2. De ce principe de volontariat découle l'impossibilité pour l'entreprise de refuser d'embaucher un candidat qui n'accepte pas de travailler le dimanche. Selon l'article 3132-27-1, la non acceptation d'un salarié ne constituera ni une faute ni un motif de licenciement et ne pourra faire l'objet d'une mesure discriminatoire.

3. L'accord collectif ou la décision unilatérale de l'employeur dans les établissements de moins de 11 salariés (prise après avis du CE ou des délégués du personnel) doivent fixer :

- une compensation déterminée afin de tenir compte du caractère dérogatoire du travail le dimanche,

- les contreparties, en particulier salariales, accordées aux salariés privés du repos dominical, la loi ne fixant pas de minimum,

- les engagements pris par l'employeur en termes d'emploi ou en faveur de certains publics en difficulté ou de personnes handicapées,

- les mesures destinées à faciliter la conciliation entre la vie professionnelle et la vie personnelle des salariés privés du repos dominical. "Ces mesures seront définies au cours des entretiens annuels.

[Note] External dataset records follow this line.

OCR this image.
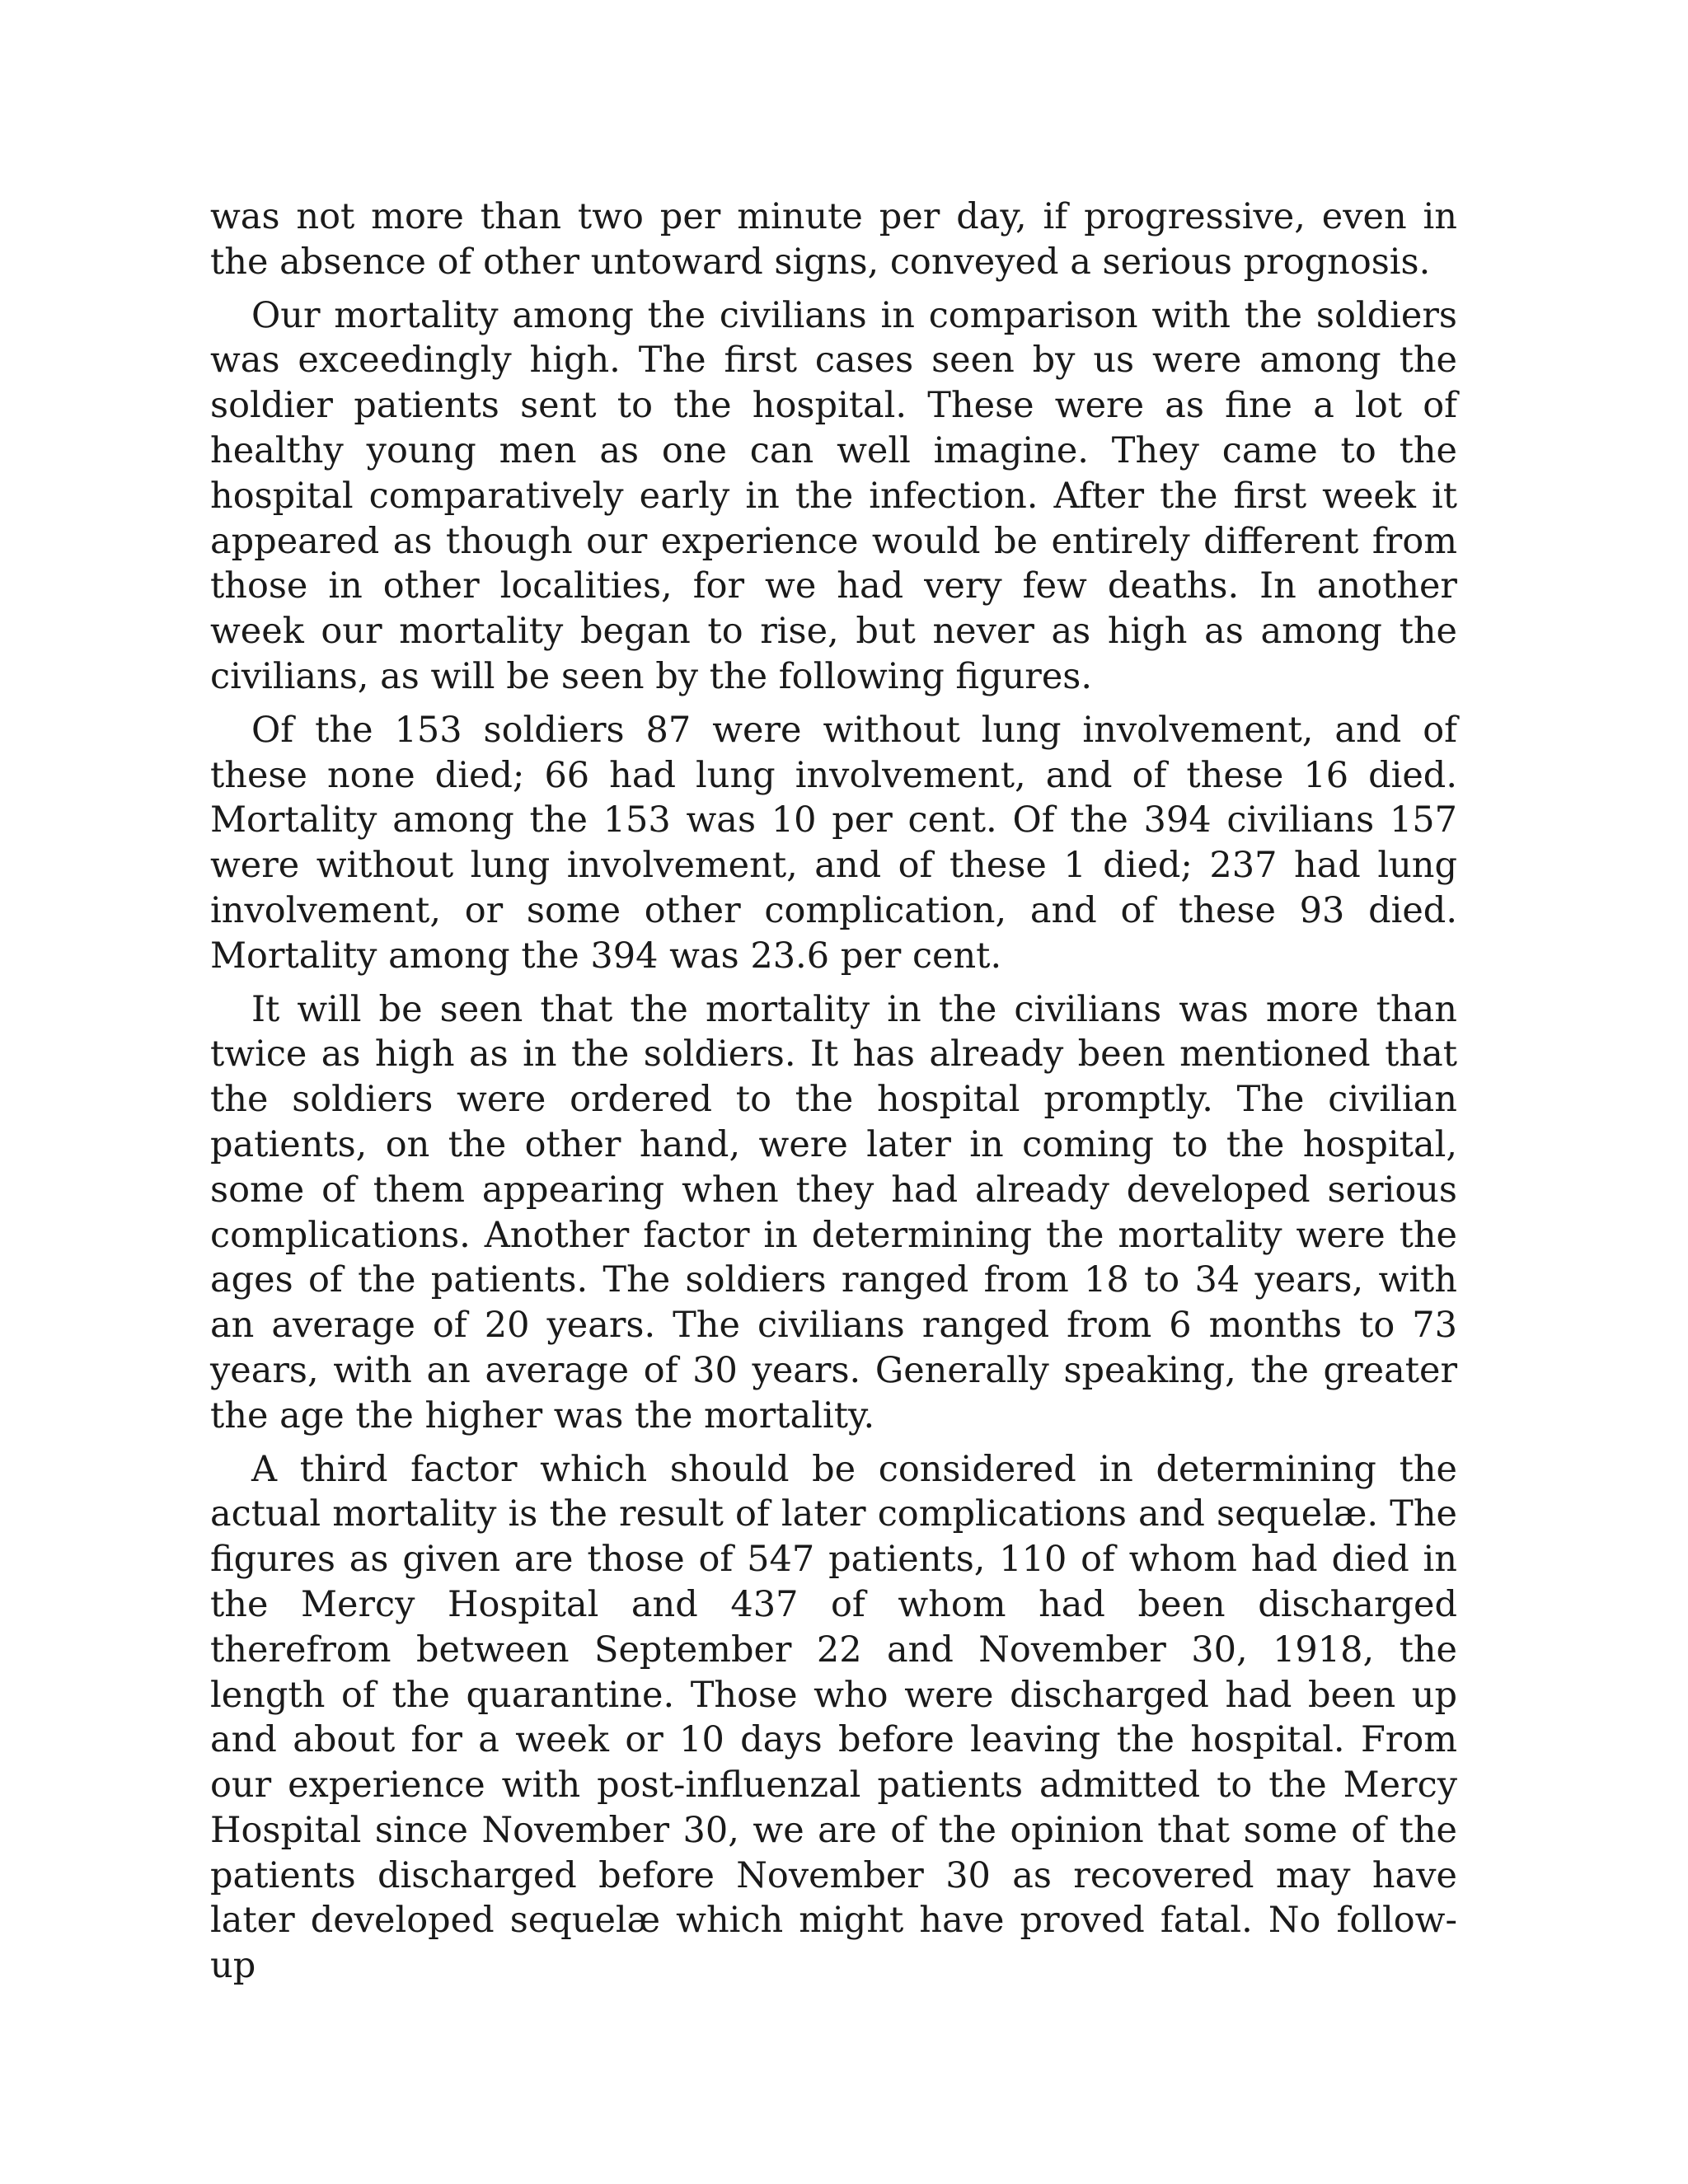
was not more than two per minute per day, if progressive, even in the absence of other untoward signs, conveyed a serious prognosis.

Our mortality among the civilians in comparison with the soldiers was exceedingly high. The first cases seen by us were among the soldier patients sent to the hospital. These were as fine a lot of healthy young men as one can well imagine. They came to the hospital comparatively early in the infection. After the first week it appeared as though our experience would be entirely different from those in other localities, for we had very few deaths. In another week our mortality began to rise, but never as high as among the civilians, as will be seen by the following figures.

Of the 153 soldiers 87 were without lung involvement, and of these none died; 66 had lung involvement, and of these 16 died. Mortality among the 153 was 10 per cent. Of the 394 civilians 157 were without lung involvement, and of these 1 died; 237 had lung involvement, or some other complication, and of these 93 died. Mortality among the 394 was 23.6 per cent.

It will be seen that the mortality in the civilians was more than twice as high as in the soldiers. It has already been mentioned that the soldiers were ordered to the hospital promptly. The civilian patients, on the other hand, were later in coming to the hospital, some of them appearing when they had already developed serious complications. Another factor in determining the mortality were the ages of the patients. The soldiers ranged from 18 to 34 years, with an average of 20 years. The civilians ranged from 6 months to 73 years, with an average of 30 years. Generally speaking, the greater the age the higher was the mortality.

A third factor which should be considered in determining the actual mortality is the result of later complications and sequelæ. The figures as given are those of 547 patients, 110 of whom had died in the Mercy Hospital and 437 of whom had been discharged therefrom between September 22 and November 30, 1918, the length of the quarantine. Those who were discharged had been up and about for a week or 10 days before leaving the hospital. From our experience with post-influenzal patients admitted to the Mercy Hospital since November 30, we are of the opinion that some of the patients discharged before November 30 as recovered may have later developed sequelæ which might have proved fatal. No follow-up
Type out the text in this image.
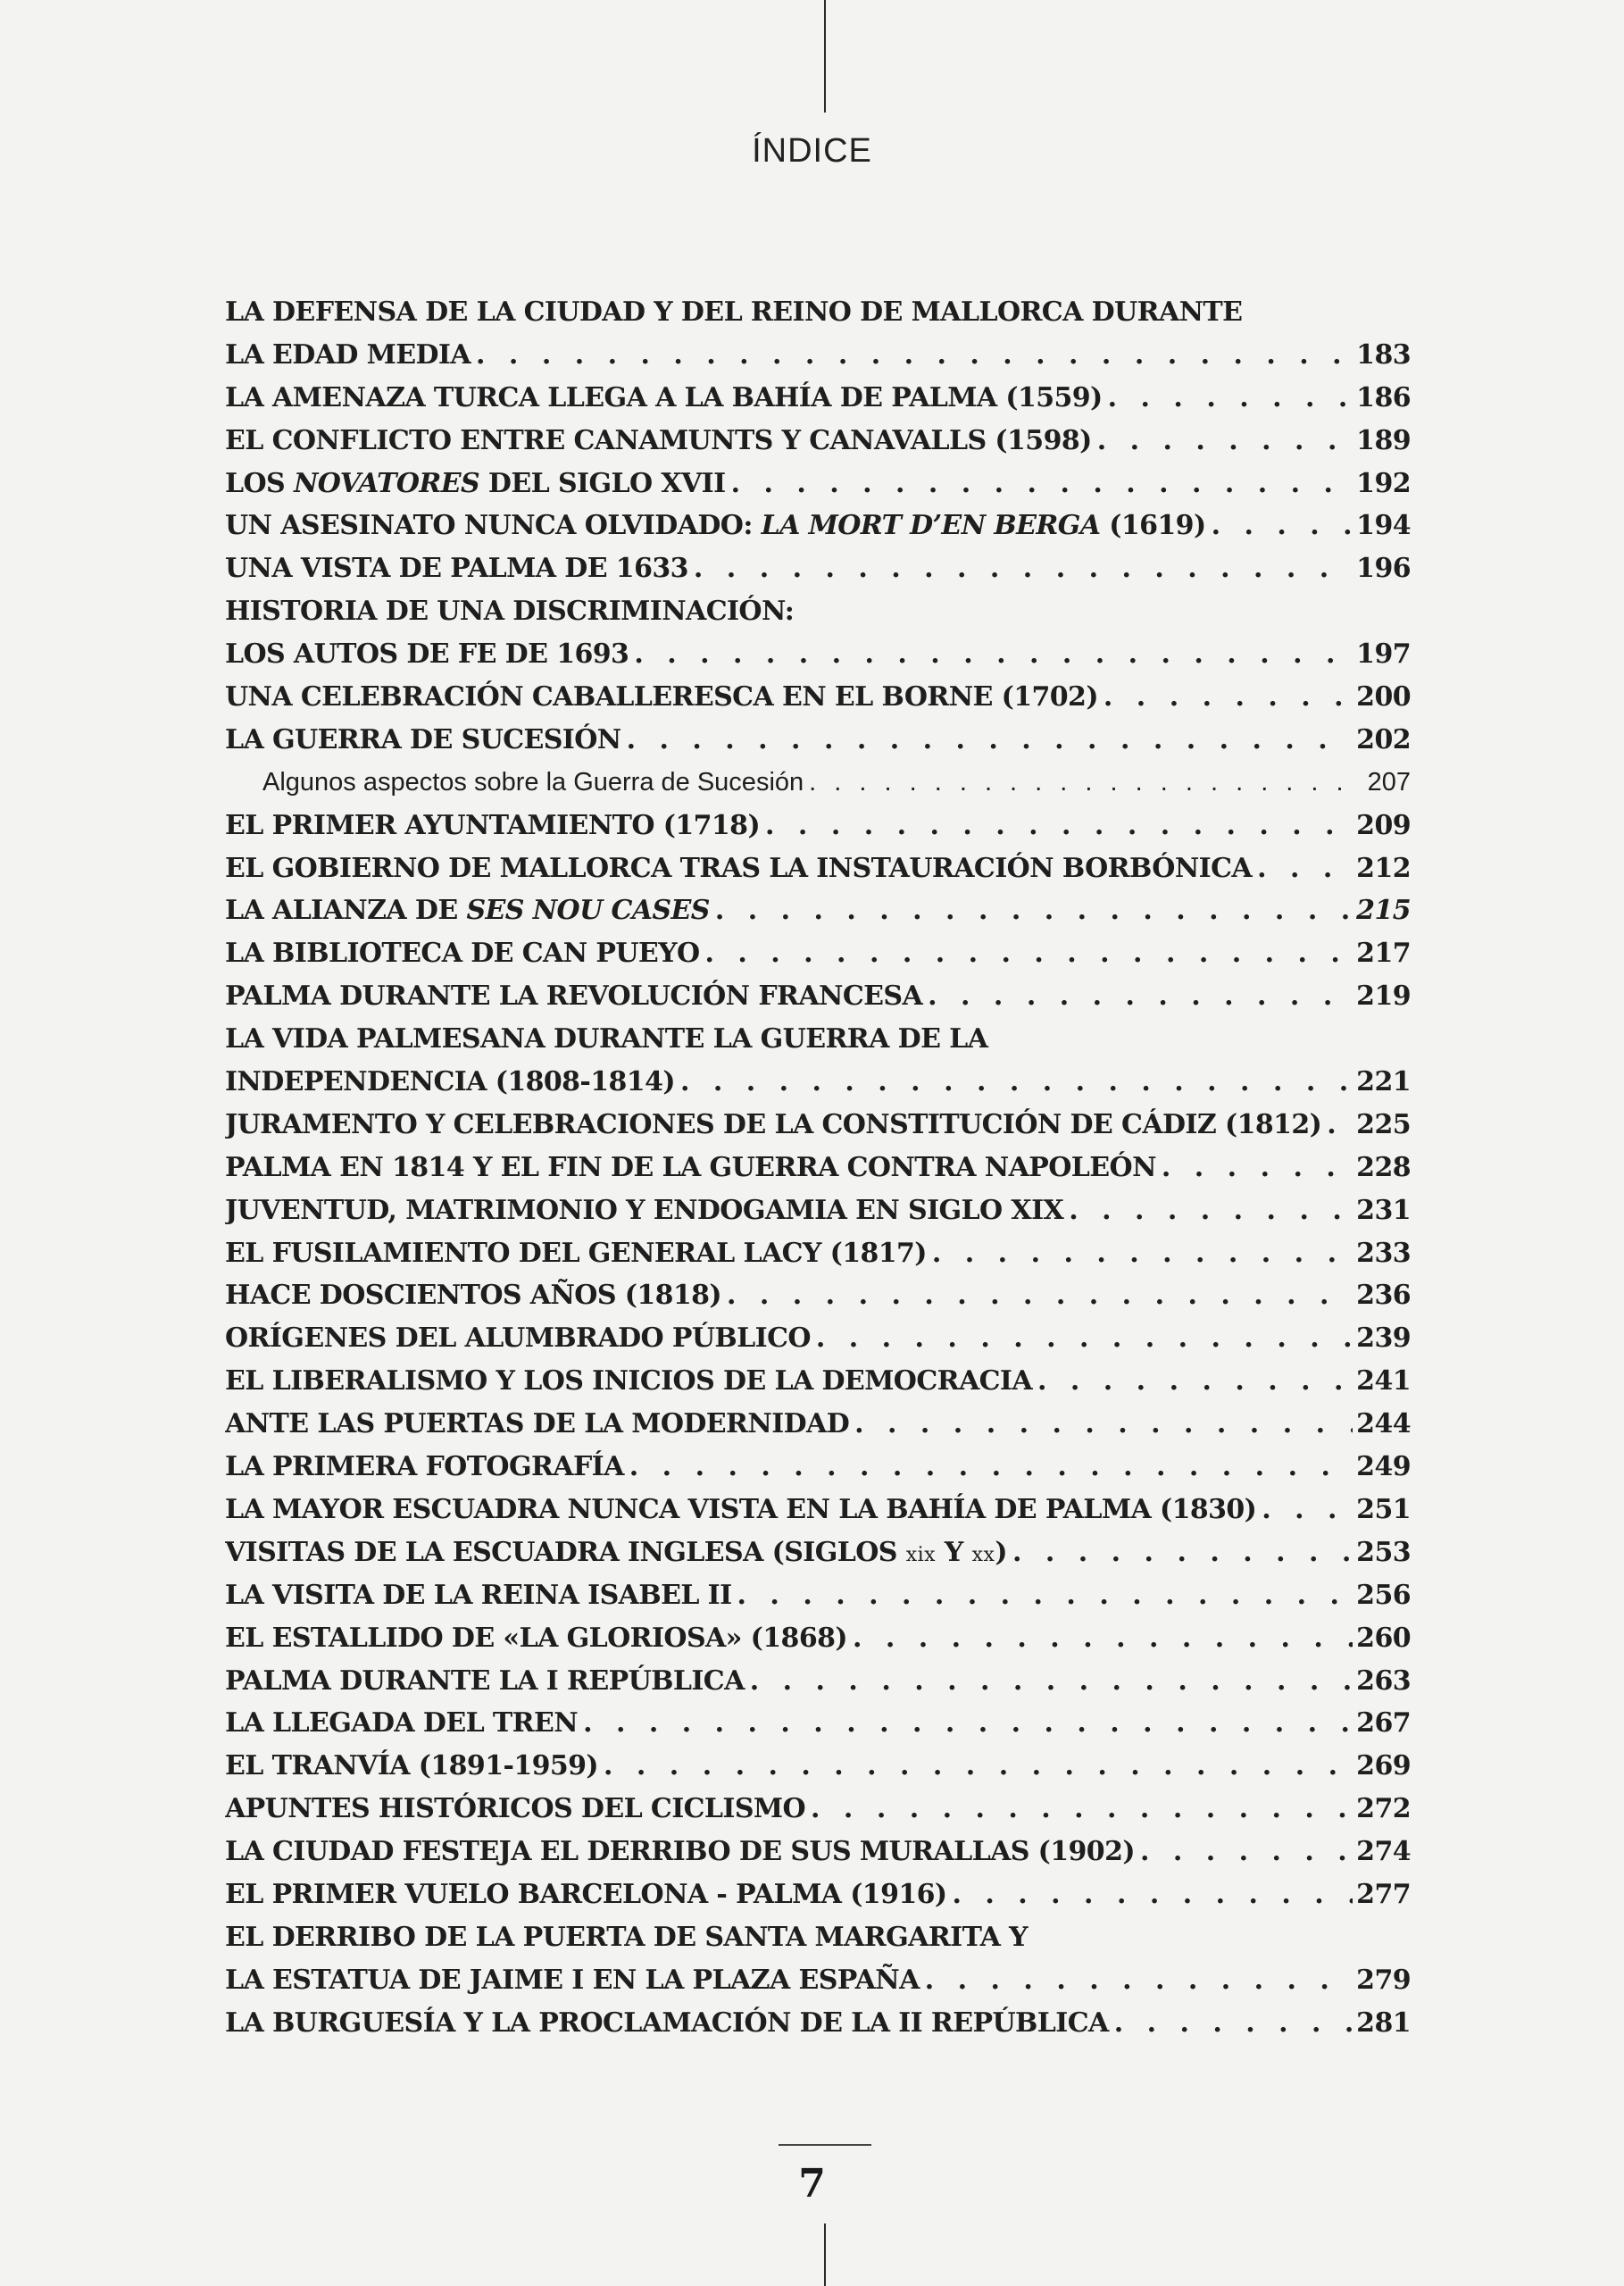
ÍNDICE
LA DEFENSA DE LA CIUDAD Y DEL REINO DE MALLORCA DURANTE
LA EDAD MEDIA . . .	183
LA AMENAZA TURCA LLEGA A LA BAHÍA DE PALMA (1559) . . .	186
EL CONFLICTO ENTRE CANAMUNTS Y CANAVALLS (1598) . . .	189
LOS NOVATORES DEL SIGLO XVII . . .	192
UN ASESINATO NUNCA OLVIDADO: LA MORT D’EN BERGA (1619) . . .	194
UNA VISTA DE PALMA DE 1633 . . .	196
HISTORIA DE UNA DISCRIMINACIÓN:
LOS AUTOS DE FE DE 1693 . . .	197
UNA CELEBRACIÓN CABALLERESCA EN EL BORNE (1702) . . .	200
LA GUERRA DE SUCESIÓN . . .	202
Algunos aspectos sobre la Guerra de Sucesión . . .	207
EL PRIMER AYUNTAMIENTO (1718) . . .	209
EL GOBIERNO DE MALLORCA TRAS LA INSTAURACIÓN BORBÓNICA . . .	212
LA ALIANZA DE SES NOU CASES . . .	215
LA BIBLIOTECA DE CAN PUEYO . . .	217
PALMA DURANTE LA REVOLUCIÓN FRANCESA . . .	219
LA VIDA PALMESANA DURANTE LA GUERRA DE LA
INDEPENDENCIA (1808-1814) . . .	221
JURAMENTO Y CELEBRACIONES DE LA CONSTITUCIÓN DE CÁDIZ (1812) . . . 225
PALMA EN 1814 Y EL FIN DE LA GUERRA CONTRA NAPOLEÓN . . .	228
JUVENTUD, MATRIMONIO Y ENDOGAMIA EN SIGLO XIX . . .	231
EL FUSILAMIENTO DEL GENERAL LACY (1817) . . .	233
HACE DOSCIENTOS AÑOS (1818) . . .	236
ORÍGENES DEL ALUMBRADO PÚBLICO . . .	239
EL LIBERALISMO Y LOS INICIOS DE LA DEMOCRACIA . . .	241
ANTE LAS PUERTAS DE LA MODERNIDAD . . .	244
LA PRIMERA FOTOGRAFÍA . . .	249
LA MAYOR ESCUADRA NUNCA VISTA EN LA BAHÍA DE PALMA (1830) . . .	251
VISITAS DE LA ESCUADRA INGLESA (SIGLOS xix Y xx) . . .	253
LA VISITA DE LA REINA ISABEL II . . .	256
EL ESTALLIDO DE «LA GLORIOSA» (1868) . . .	260
PALMA DURANTE LA I REPÚBLICA . . .	263
LA LLEGADA DEL TREN . . .	267
EL TRANVÍA (1891-1959) . . .	269
APUNTES HISTÓRICOS DEL CICLISMO . . .	272
LA CIUDAD FESTEJA EL DERRIBO DE SUS MURALLAS (1902) . . .	274
EL PRIMER VUELO BARCELONA - PALMA (1916) . . .	277
EL DERRIBO DE LA PUERTA DE SANTA MARGARITA Y
LA ESTATUA DE JAIME I EN LA PLAZA ESPAÑA . . .	279
LA BURGUESÍA Y LA PROCLAMACIÓN DE LA II REPÚBLICA . . .	281
7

Elles peuvent limiter le nombre de dimanche, faire en sorte que le salarié ne travaille pas deux dimanches consécutifs, ou proposer des amplitudes horaires réduites", donne en exemple Virginie Devos.

- les contreparties mises en oeuvre par l'employeur pour compenser les charges induites par la garde des enfants ou de personnes majeures non autonomes pour les salariés privés du repos dominical. "L'enseigne Sephora a octroyé à ses salariés une compensation sur la base de 12 euros pour une heure travaillée après 21 heures", confie Clément Jottreau, collaborateur au sein du cabinet August & Debouzy avocats.

- les conditions dans lesquelles l'employeur prend en compte l'évolution de la situation personnelle des salariés privés du repos dominical,

- les modalités de prise en compte d'un changement d'avis du salarié privé du repos dominical.

4. Lorsque l'autorisation est accordée au vu d'une décision unilatérale, l'employeur doit demander chaque année à tout salarié travaillant le dimanche s'il souhaite bénéficier d'une priorité pour occuper ou reprendre un emploi ressortissant à sa catégorie professionnelle, ou un emploi équivalent ne comportant pas de travail le dimanche.

5. Les commerces implantés dans les zones touristiques internationales (elles sont au nombre de 12 à Paris) et les zones commerciales (constituées d'un ensemble commercial de plus de 20 000 m² de surface de vente, qui accueillent plus de 2 millions de clients par an ou situées dans une unité urbaine de plus de 100 000 habitants) doivent d'ici le 31 juillet 2017 être couverts par un accord collectif, sous réserve de la particularité des établissements de moins de 11 salariés (voir points 7 et 8). "S'il n'y a pas d'accord collectif à cette date, les commerces qui travaillent le dimanche sont en situation d'ouverture illégale", prévient Virginie Devos.

6. Dans l'une et l'autre de ces zones, les établissements de vente au détail qui mettent à disposition des biens et des services pourront donner le repos hebdomadaire par roulement pour tout ou partie du personnel. Ces commerces doivent toutefois être couverts par un accord de branche ou territorial, par un accord collectif de groupe, d'entreprise, ou encore par un accord conclu dans les conditions relatives aux accords de maintien dans l'emploi.

7. Les établissements de moins de 11 salariés (effectif temps plein) à défaut d'accord collectif ou d'accord conclu à un niveau territorial, peuvent donner le repos hebdomadaire par roulement par la voie d'un engagement unilatéral, et sous réserve de la consultation des collaborateurs concernés et de l'approbation par la majorité d'entre eux des contreparties proposées par l'employeur. Si l'établissement franchit le seuil de 11 salariés, l'obligation d'être couvert par un accord collectif s'applique à compter de la 3e année consécutive au cours de laquelle l'effectif de l'établissement employé dans la zone concernée (ZTI, zone touristique, etc.) atteint ce seuil.

8. Dans les structures de moins de 11 salariés, le collaborateur privé de repos dominical conserve la faculté de refuser de travailler trois dimanches de son choix par année civile. Il doit en informer préalablement son employeur en respectant un délai d'un mois.